Seit 2023 und dem Einzug von ChatGPT in den Alltag hat sich die Diskussion von einer Debatte unter Ingenieuren zu einer Debatte untereinander entwickelt. Beschäftigung, Desinformation, Urheberrecht, technologische Souveränität … all diese Themen sind wieder aktuell, oft gleichzeitig und viel zu schnell. KI-Unternehmen, allen voran OpenAI, haben ihre Kommunikation intensiviert, ihre öffentlichen Auftritte verstärkt und ihr Image geschärft. In diesem Klima erscheint die Idee, ein Medienformat wie einen Podcast oder eine Talkshow zu kontrollieren, durchaus plausibel: Angesichts drohender Regulierungen wird die Kontrolle der öffentlichen Meinung zu einer subtilen Waffe.

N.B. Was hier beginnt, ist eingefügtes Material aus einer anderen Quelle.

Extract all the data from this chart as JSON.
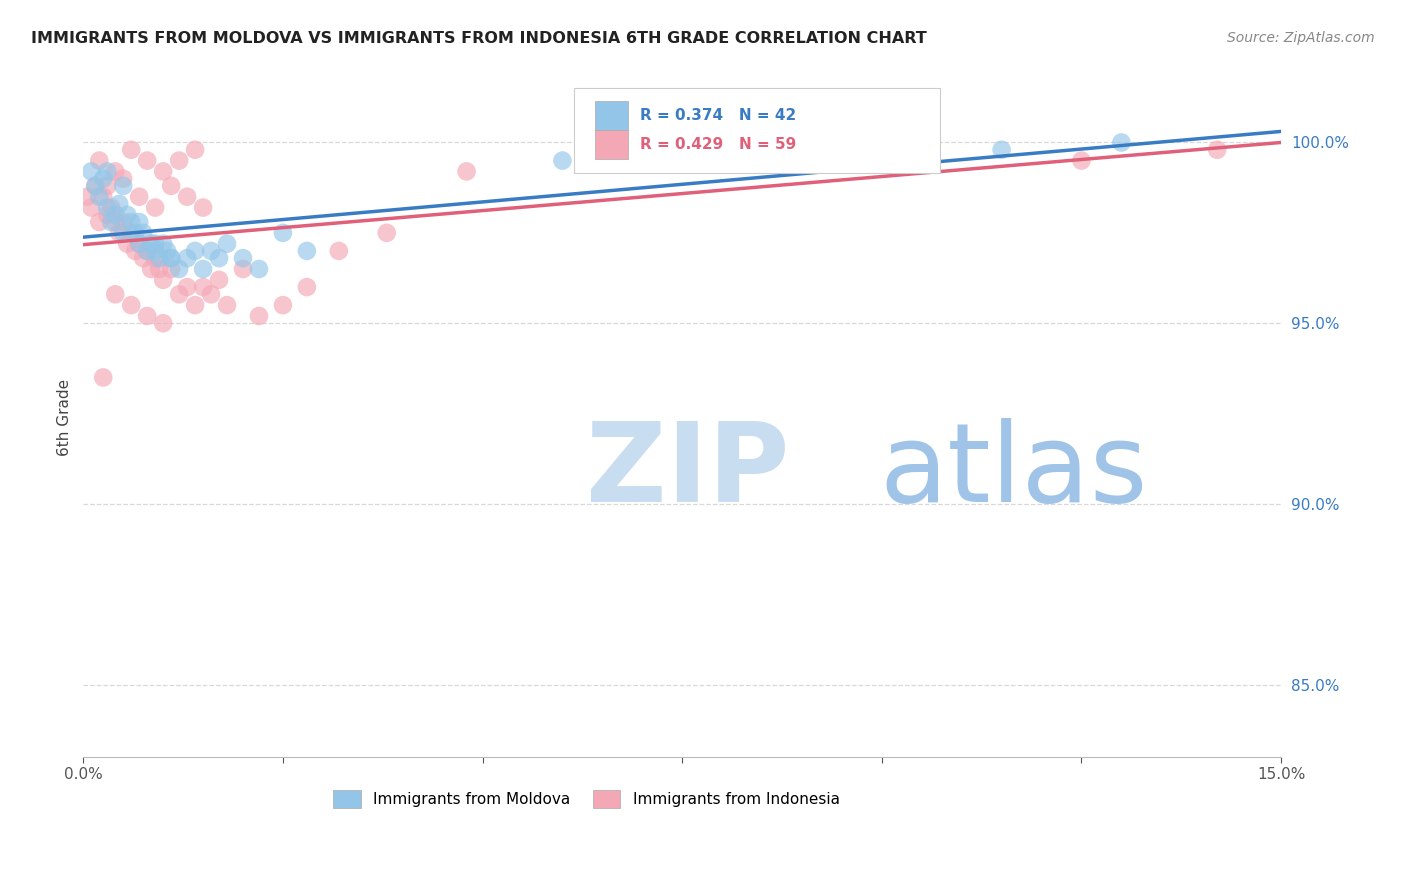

Sam Altman, CEO von OpenAI, verkörpert diese neue Figur: der Tech-Manager, der zur öffentlichen Person wurde, befragt, interviewt, kommentiert und mitunter auch infrage gestellt. Die Governance-Krise bei OpenAI Ende 2023, die sich als eine Reihe von Wendungen darstellte, verdeutlichte einmal mehr, wie strategisch wichtig Kommunikation in der Forschung ist. Hinter OpenAI steht Microsoft, ein bedeutender Industrie- und Finanzpartner, der die nötige Ressourcen, die Infrastruktur und eine klare Strategie zur Integration von KI in alltägliche Anwendungen bereitstellt.
Wenn der Kampf um die KI auch auf den Spielbrettern ausgetragen wird
Im Kern zeichnet sich ein klassischer Kampf um Einfluss ab, ausgetragen im Maßstab einer Technologie, die den öffentlichen Diskurs grundlegend verändert. In Europa gibt das KI-Gesetz mit seinen Transparenzanforderungen und Risikokategorien den Ton an, während Branchenakteure versuchen, zu beruhigen, zu lenken und zu überzeugen. Hinzu kommen die zunehmenden Verhandlungen zwischen KI-Unternehmen und Content-Produzenten, Lizenzvereinbarungen und Spannungen im Zusammenhang mit dem Training von Modellen anhand urheberrechtlich geschützter Werke: Das Verhältnis zwischen Technologie und Medien wird zu einer Grauzone, in der Unabhängigkeit bis ins kleinste Detail neu bewertet wird.
Solange keine verifizierbaren Informationen vorliegen, bleiben die konkreten Fragen dieselben und betreffen den gesamten Sektor: Handelt es sich um eine Übernahme, eine Partnerschaft, ein Sponsoring, die Zusammenstellung eines Teams oder lediglich um Markenplatzierung? Welche Garantien für redaktionelle Unabhängigkeit gibt es, wie transparent ist die Finanzierung und welche Informationen werden der Öffentlichkeit mitgeteilt? Hierbei ist Feingefühl entscheidend, denn eine Kommunikationsmaßnahme kann sich als redaktionelles Projekt tarnen, und ein redaktionelles Projekt kann einen Anteilseigner überstehen, sofern wirksame Schutzmechanismen vorhanden sind.
Dem Leser ist es deutlich anzumerken: KI ist längst nicht mehr nur ein Werkzeug, sondern ein Machtkampf mit Lobbyisten, Narrativen, Befürwortern und blinden Flecken. Unabhängig von Übernahmen ist der Trend klar und unerschütterlich: Die KI-Giganten wollen die öffentliche Debatte beeinflussen, gerade jetzt, wo Regierungen und Regulierungsbehörden versuchen, ihnen Grenzen zu setzen. Es bleibt abzuwarten, wer morgen die öffentliche Debatte dominieren wird.